Saturday 02 April 2022, 15:00

Generation change key to Ecuador turnaround

  • Ecuador, absent from Russia 2018, have qualified for Qatar 2022

  • Team had lowest average age in South American qualifiers

  • Caicedo, Hincapie and Plata represent new generation ushered in by coach Alfaro

Two events, separated by only a few months, shaped the future of the Ecuadorian national team in 2019.

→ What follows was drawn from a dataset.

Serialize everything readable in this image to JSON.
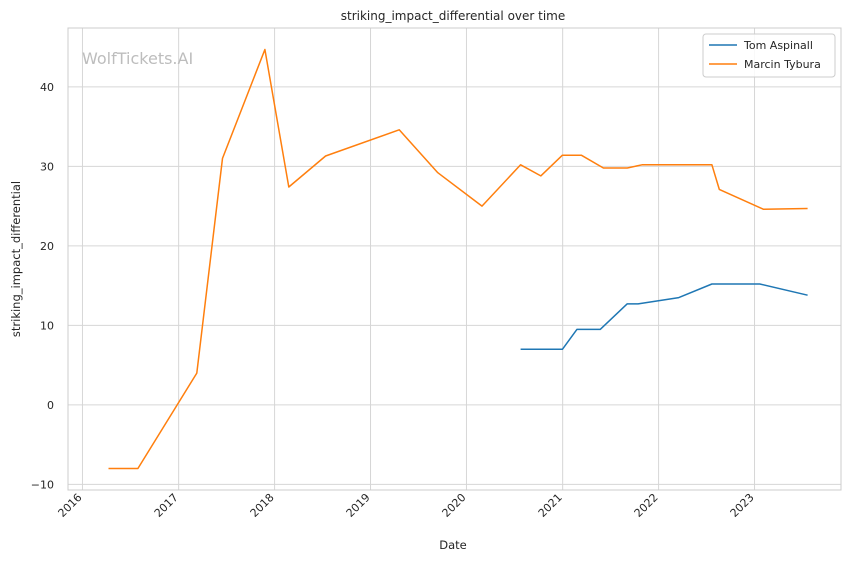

La Tri had just failed to secure a spot at Russia 2018, despite having won the first four matches of the South American qualifiers. After flying off the starting blocks, they faded badly and dropped out of contention on the penultimate matchday, an experience that mentally scarred players and fans alike. The embattled squad travelled to Brazil with the intention of going through a healing process at the Copa America, but the situation worsened, as they failed to win a single match. A few months later, Ecuador’s U-20 side finished third at the FIFA U-20 World Cup Poland 2019 – the country’s best-ever result in that age category. Impressive performers like Gonzalo Plata, Diego Palacios and Jose Cifuentes appeared mature beyond their years during the tournament. Suddenly, there were shoots of recovery, and the future looked bright.

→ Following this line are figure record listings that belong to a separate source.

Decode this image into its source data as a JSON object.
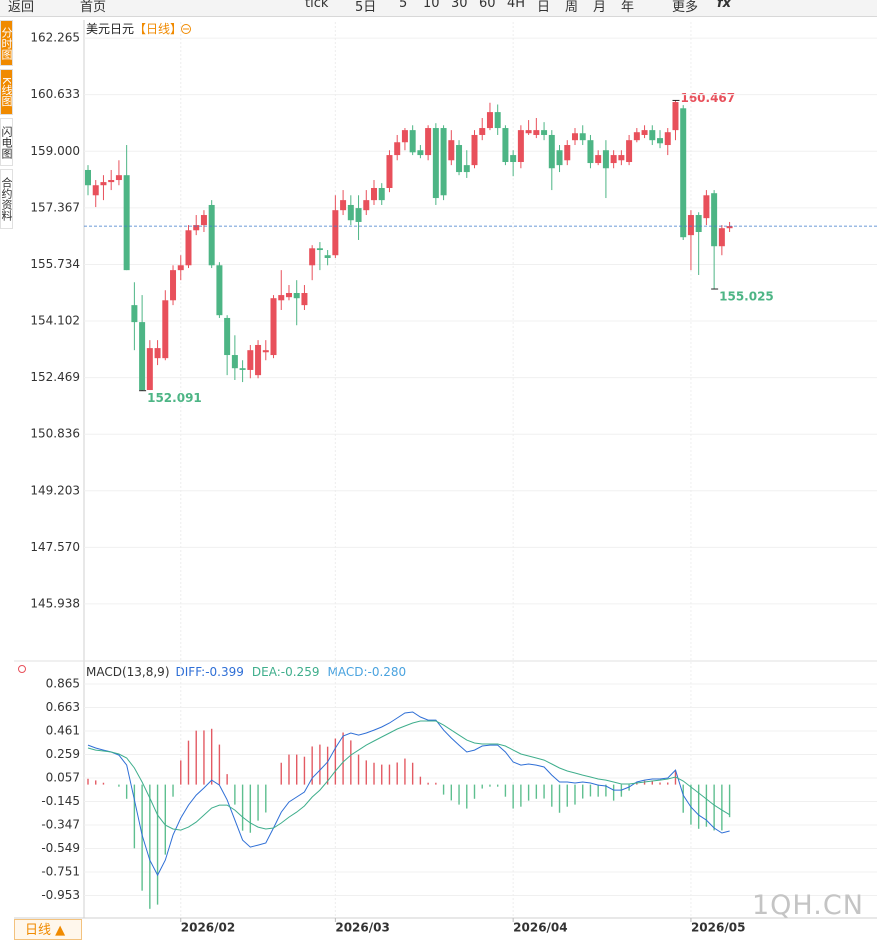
{
  "toolbar": [
    "返回",
    "首页",
    "tick",
    "5日",
    "5",
    "10",
    "30",
    "60",
    "4H",
    "日",
    "周",
    "月",
    "年",
    "更多",
    "fx"
  ],
  "sidebar": [
    "分时图",
    "K线图",
    "闪电图",
    "合约资料"
  ],
  "period_button": "日线 ▲",
  "watermark": "1QH.CN",
  "chart_data": [
    {
      "type": "candlestick",
      "title": "美元日元",
      "subtitle": "【日线】",
      "categories": [
        null,
        null,
        null,
        null,
        null,
        null,
        null,
        null,
        null,
        null,
        null,
        null,
        "2026/02",
        null,
        null,
        null,
        null,
        null,
        null,
        null,
        null,
        null,
        null,
        null,
        null,
        null,
        null,
        null,
        null,
        null,
        null,
        null,
        "2026/03",
        null,
        null,
        null,
        null,
        null,
        null,
        null,
        null,
        null,
        null,
        null,
        null,
        null,
        null,
        null,
        null,
        null,
        null,
        null,
        null,
        null,
        null,
        "2026/04",
        null,
        null,
        null,
        null,
        null,
        null,
        null,
        null,
        null,
        null,
        null,
        null,
        null,
        null,
        null,
        null,
        null,
        null,
        null,
        null,
        null,
        null,
        "2026/05",
        null,
        null,
        null,
        null,
        null
      ],
      "open": [
        158.46,
        157.73,
        158.02,
        158.11,
        158.17,
        158.31,
        154.56,
        154.07,
        152.11,
        153.03,
        153.03,
        154.7,
        155.57,
        155.71,
        156.72,
        156.87,
        157.45,
        155.71,
        154.19,
        153.12,
        152.74,
        152.69,
        152.54,
        153.2,
        153.12,
        154.7,
        154.79,
        154.91,
        154.56,
        155.71,
        156.2,
        156.0,
        156.0,
        157.3,
        157.45,
        157.36,
        157.3,
        157.59,
        157.94,
        157.94,
        158.89,
        159.26,
        159.61,
        159.03,
        158.89,
        159.67,
        159.67,
        158.74,
        159.18,
        158.6,
        158.6,
        159.47,
        159.67,
        160.13,
        159.67,
        158.89,
        158.69,
        159.52,
        159.47,
        159.61,
        159.47,
        159.03,
        158.74,
        159.32,
        159.52,
        159.32,
        158.66,
        159.03,
        158.66,
        158.74,
        158.69,
        159.32,
        159.47,
        159.61,
        159.38,
        159.18,
        159.61,
        160.24,
        156.58,
        157.16,
        157.07,
        157.79,
        156.26,
        156.78
      ],
      "high": [
        158.6,
        158.17,
        158.31,
        158.46,
        158.74,
        159.18,
        155.22,
        154.85,
        153.55,
        153.55,
        154.99,
        155.71,
        156.0,
        156.87,
        157.16,
        157.3,
        157.59,
        155.8,
        154.27,
        153.69,
        152.97,
        153.41,
        153.55,
        153.55,
        154.85,
        155.57,
        155.14,
        155.28,
        155.14,
        156.29,
        156.38,
        156.15,
        157.73,
        157.88,
        157.73,
        157.73,
        157.88,
        158.17,
        158.08,
        159.03,
        159.47,
        159.67,
        159.75,
        159.18,
        159.75,
        159.81,
        159.75,
        159.61,
        159.32,
        159.03,
        159.61,
        159.96,
        160.4,
        160.35,
        159.75,
        159.03,
        159.75,
        159.9,
        159.96,
        159.84,
        159.61,
        159.18,
        159.32,
        159.67,
        159.75,
        159.47,
        159.03,
        159.32,
        159.03,
        159.03,
        159.47,
        159.67,
        159.75,
        159.75,
        159.61,
        159.67,
        160.467,
        160.33,
        157.3,
        157.24,
        157.88,
        157.88,
        156.87,
        156.96
      ],
      "low": [
        157.73,
        157.39,
        157.59,
        157.88,
        158.02,
        155.57,
        153.26,
        152.091,
        152.11,
        152.83,
        152.97,
        154.56,
        155.28,
        155.63,
        156.58,
        156.67,
        155.63,
        154.19,
        152.54,
        152.4,
        152.34,
        152.45,
        152.45,
        152.97,
        153.03,
        154.42,
        154.7,
        153.98,
        154.42,
        155.28,
        155.57,
        155.71,
        155.92,
        157.16,
        156.87,
        156.44,
        157.16,
        157.45,
        157.45,
        157.82,
        158.74,
        159.03,
        158.89,
        158.8,
        158.74,
        157.45,
        157.59,
        158.6,
        158.31,
        158.23,
        158.51,
        159.32,
        159.61,
        159.47,
        158.6,
        158.28,
        158.51,
        159.47,
        159.38,
        159.32,
        157.88,
        158.4,
        158.6,
        159.18,
        159.18,
        158.51,
        158.6,
        157.65,
        158.51,
        158.6,
        158.6,
        159.26,
        159.38,
        159.18,
        159.09,
        158.89,
        159.32,
        156.44,
        155.57,
        155.43,
        156.87,
        155.025,
        156.0,
        156.67
      ],
      "close": [
        158.02,
        158.02,
        158.11,
        158.17,
        158.31,
        155.57,
        154.07,
        152.11,
        153.32,
        153.32,
        154.7,
        155.57,
        155.71,
        156.72,
        156.87,
        157.16,
        155.71,
        154.27,
        153.12,
        152.74,
        152.69,
        153.26,
        153.41,
        153.26,
        154.76,
        154.85,
        154.91,
        154.76,
        154.91,
        156.2,
        156.15,
        155.92,
        157.3,
        157.59,
        157.01,
        156.96,
        157.59,
        157.94,
        157.59,
        158.89,
        159.26,
        159.61,
        158.97,
        158.89,
        159.67,
        157.65,
        157.73,
        159.32,
        158.4,
        158.4,
        159.47,
        159.67,
        160.13,
        159.67,
        158.69,
        158.69,
        159.61,
        159.61,
        159.61,
        159.47,
        158.51,
        158.6,
        159.18,
        159.52,
        159.32,
        158.66,
        158.89,
        158.51,
        158.89,
        158.89,
        159.32,
        159.55,
        159.61,
        159.32,
        159.23,
        159.55,
        160.42,
        156.52,
        157.16,
        156.67,
        157.73,
        156.26,
        156.78,
        156.84
      ],
      "up_color": "#e8505b",
      "down_color": "#4db585",
      "ylim": [
        144.32,
        162.73
      ],
      "yticks": [
        162.265,
        160.633,
        {
          "value": 159,
          "label": "159.000"
        },
        157.367,
        155.734,
        154.102,
        152.469,
        150.836,
        149.203,
        {
          "value": 147.57,
          "label": "147.570"
        },
        145.938
      ],
      "grid": true
    },
    {
      "type": "macd",
      "title": "MACD(13,8,9)",
      "series": [
        {
          "name": "DIFF:",
          "type": "line",
          "color": "#2f6fd6",
          "values": [
            0.34,
            0.315,
            0.297,
            0.28,
            0.254,
            0.168,
            -0.131,
            -0.434,
            -0.649,
            -0.778,
            -0.649,
            -0.434,
            -0.287,
            -0.176,
            -0.09,
            -0.029,
            0.039,
            -0.004,
            -0.131,
            -0.305,
            -0.477,
            -0.537,
            -0.52,
            -0.502,
            -0.373,
            -0.236,
            -0.15,
            -0.107,
            -0.064,
            0.057,
            0.125,
            0.194,
            0.315,
            0.418,
            0.444,
            0.426,
            0.444,
            0.469,
            0.495,
            0.53,
            0.573,
            0.616,
            0.624,
            0.581,
            0.555,
            0.555,
            0.469,
            0.401,
            0.34,
            0.28,
            0.297,
            0.332,
            0.34,
            0.34,
            0.28,
            0.194,
            0.168,
            0.177,
            0.168,
            0.151,
            0.082,
            0.022,
            0.022,
            0.014,
            0.022,
            0.014,
            -0.004,
            -0.012,
            -0.047,
            -0.047,
            -0.021,
            0.022,
            0.039,
            0.048,
            0.048,
            0.057,
            0.125,
            -0.09,
            -0.193,
            -0.262,
            -0.305,
            -0.373,
            -0.416,
            -0.399
          ]
        },
        {
          "name": "DEA:",
          "type": "line",
          "color": "#3fae8c",
          "values": [
            0.315,
            0.297,
            0.289,
            0.28,
            0.263,
            0.229,
            0.143,
            0.022,
            -0.115,
            -0.262,
            -0.348,
            -0.382,
            -0.391,
            -0.365,
            -0.322,
            -0.262,
            -0.201,
            -0.176,
            -0.176,
            -0.219,
            -0.279,
            -0.33,
            -0.365,
            -0.382,
            -0.373,
            -0.33,
            -0.279,
            -0.236,
            -0.184,
            -0.107,
            -0.047,
            0.031,
            0.117,
            0.194,
            0.254,
            0.297,
            0.34,
            0.375,
            0.409,
            0.444,
            0.478,
            0.504,
            0.53,
            0.547,
            0.547,
            0.547,
            0.512,
            0.469,
            0.426,
            0.383,
            0.358,
            0.349,
            0.349,
            0.349,
            0.332,
            0.297,
            0.263,
            0.246,
            0.229,
            0.211,
            0.177,
            0.143,
            0.117,
            0.1,
            0.082,
            0.065,
            0.048,
            0.039,
            0.022,
            0.005,
            0.005,
            0.014,
            0.022,
            0.031,
            0.039,
            0.048,
            0.065,
            0.031,
            -0.021,
            -0.072,
            -0.124,
            -0.176,
            -0.219,
            -0.259
          ]
        },
        {
          "name": "MACD:",
          "type": "bar",
          "color": "#4aa3df",
          "up_color": "#e35a63",
          "down_color": "#5ebf8f",
          "values": [
            0.05,
            0.036,
            0.016,
            0,
            -0.018,
            -0.122,
            -0.548,
            -0.912,
            -1.068,
            -1.032,
            -0.602,
            -0.104,
            0.208,
            0.378,
            0.464,
            0.466,
            0.48,
            0.344,
            0.09,
            -0.172,
            -0.396,
            -0.414,
            -0.31,
            -0.24,
            0,
            0.188,
            0.258,
            0.258,
            0.24,
            0.328,
            0.344,
            0.326,
            0.396,
            0.448,
            0.38,
            0.258,
            0.208,
            0.188,
            0.172,
            0.172,
            0.19,
            0.224,
            0.188,
            0.068,
            0.016,
            0.016,
            -0.086,
            -0.136,
            -0.172,
            -0.206,
            -0.122,
            -0.034,
            -0.018,
            -0.018,
            -0.104,
            -0.206,
            -0.19,
            -0.138,
            -0.122,
            -0.12,
            -0.19,
            -0.242,
            -0.19,
            -0.172,
            -0.12,
            -0.102,
            -0.104,
            -0.102,
            -0.138,
            -0.104,
            -0.052,
            0.016,
            0.034,
            0.034,
            0.018,
            0.018,
            0.12,
            -0.242,
            -0.344,
            -0.38,
            -0.362,
            -0.394,
            -0.394,
            -0.28
          ],
          "value_labels": [
            null,
            null,
            null,
            null,
            null,
            null,
            null,
            null,
            null,
            null,
            null,
            null,
            null,
            null,
            null,
            null,
            null,
            null,
            null,
            null,
            null,
            null,
            null,
            null,
            null,
            null,
            null,
            null,
            null,
            null,
            null,
            null,
            null,
            null,
            null,
            null,
            null,
            null,
            null,
            null,
            null,
            null,
            null,
            null,
            null,
            null,
            null,
            null,
            null,
            null,
            null,
            null,
            null,
            null,
            null,
            null,
            null,
            null,
            null,
            null,
            null,
            null,
            null,
            null,
            null,
            null,
            null,
            null,
            null,
            null,
            null,
            null,
            null,
            null,
            null,
            null,
            null,
            null,
            null,
            null,
            null,
            null,
            null,
            "-0.280"
          ]
        }
      ],
      "ylim": [
        -1.147,
        1.037
      ],
      "yticks": [
        0.865,
        0.663,
        0.461,
        0.259,
        0.057,
        -0.145,
        -0.347,
        -0.549,
        -0.751,
        -0.953
      ],
      "grid": true
    }
  ]
}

But it was a future that required a new leader. Enter Gustavo Alfaro, who took charge just ten days before Ecuador’s first FIFA World Cup Qatar 2022™ qualifying match against Argentina. Hungry for success, Alfaro was keen to rebuild his reputation after a disappointing year with Boca Juniors. Selected for the job because of his proven ability to construct teams with limited resources, the Argentinian appeared to be the ideal appointment, capable of putting together an effective side despite limited time working with his charges. After weeks of analysis prior to taking up the reins, Alfaro and his backroom staff arrived in Quito with one guiding belief, that Ecuador required a generational shift if they were going to qualify for Qatar 2022. During their research, they had observed that the nation’s top footballers were no longer shining in Europe, and were now playing in less demanding leagues. A change was needed, and so Alfaro and his colleagues began travelling all over the country in search of hidden gems, watching as many matches as they could in local stadiums.

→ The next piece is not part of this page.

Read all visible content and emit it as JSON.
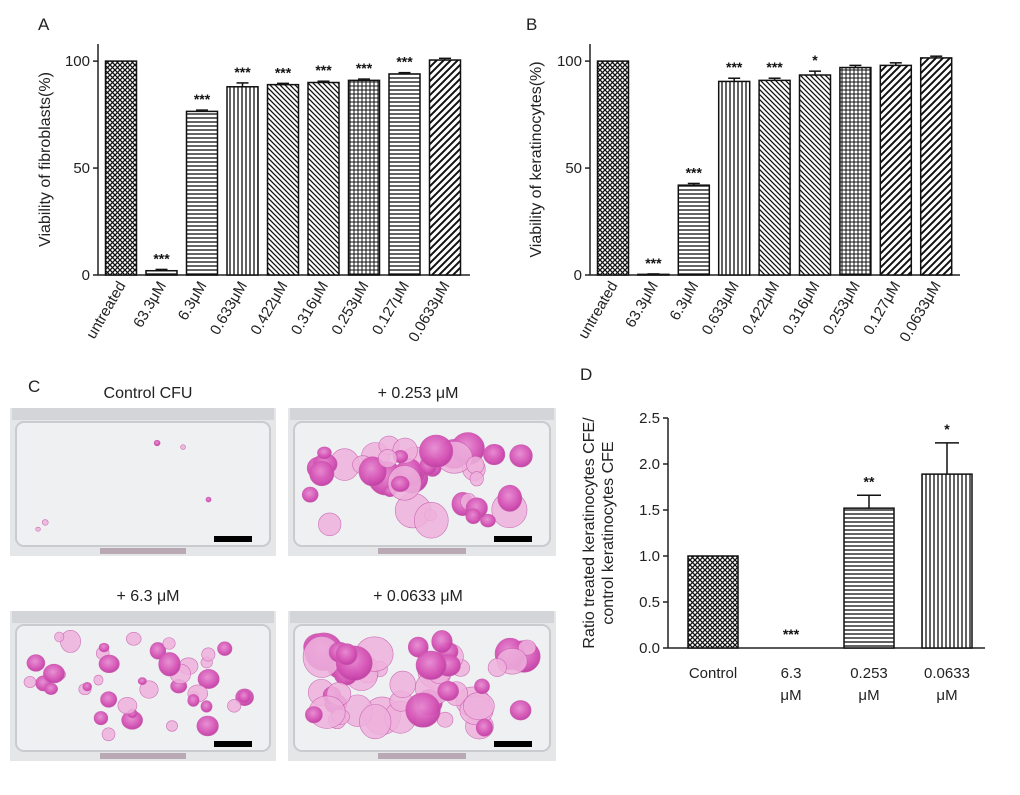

The miles they covered were not in vain. Alfaro was pleasantly surprised by the talent emerging at Ecuadorian clubs such as Barcelona, Emelec, Liga de Quito and Independiente del Valle. The scouting mission also extended overseas. At any given time, there are not usually a large number of Ecuadorians plying their trade in Europe, but there were a handful of unheralded pros putting in solid displays abroad: Pervis Estupinan was excelling in Spain, and Plata, a key component of the U-20 team that claimed third place in Poland, was also performing well in Portugal.

In these dynamic youngsters, Alfaro, known for his belief that age should not be a determining factor in player selection, saw a solution. He knew that young footballers need the support of experienced heads, and that if they were good enough they would be capable of establishing themselves in the squad. Sure enough, Piero Hincapie, Moises Caicedo and the aforementioned Plata have since broken into the starting XI, while others with greater experience, like Enner Valencia, Carlos Gruezo and Felix Torres, have been able to provide a platform for them to shine.

Gustavo Alfaro coach of Ecuador watches a match between Brazil and Ecuador

Alfaro was certainly not just pontificating when he laid out his plans, as the stats now demonstrate: Ecuador boasted the lowest average player age – 26 years and ten months – of all the teams competing in the CONMEBOL qualifiers. They also fielded the highest number of players under 20: six, none of whom had played during the Russia 2018 campaign. It is worth noting that this sextet were not simply fulfilling back-up roles, as the group contributed three of the 27 goals that enabled La Tricolor to obtain South America’s fourth automatic World Cup qualifying berth. Inside the national team’s base in Quito, there is a firm belief that the secret to their success lies in having effected a generational change that other countries in the region have yet to make. For now, the Ecuadorians will simply be looking forward to 21 November, when they will take on the host nation in Al Khor in the Opening Game of Qatar 2022. The eyes of the world will be on the South Americans, who could well spring a surprise or two during the tournament. Ecuador have built a team with the perfect blend of youth and experience, working towards a common goal and healing the scars of the past.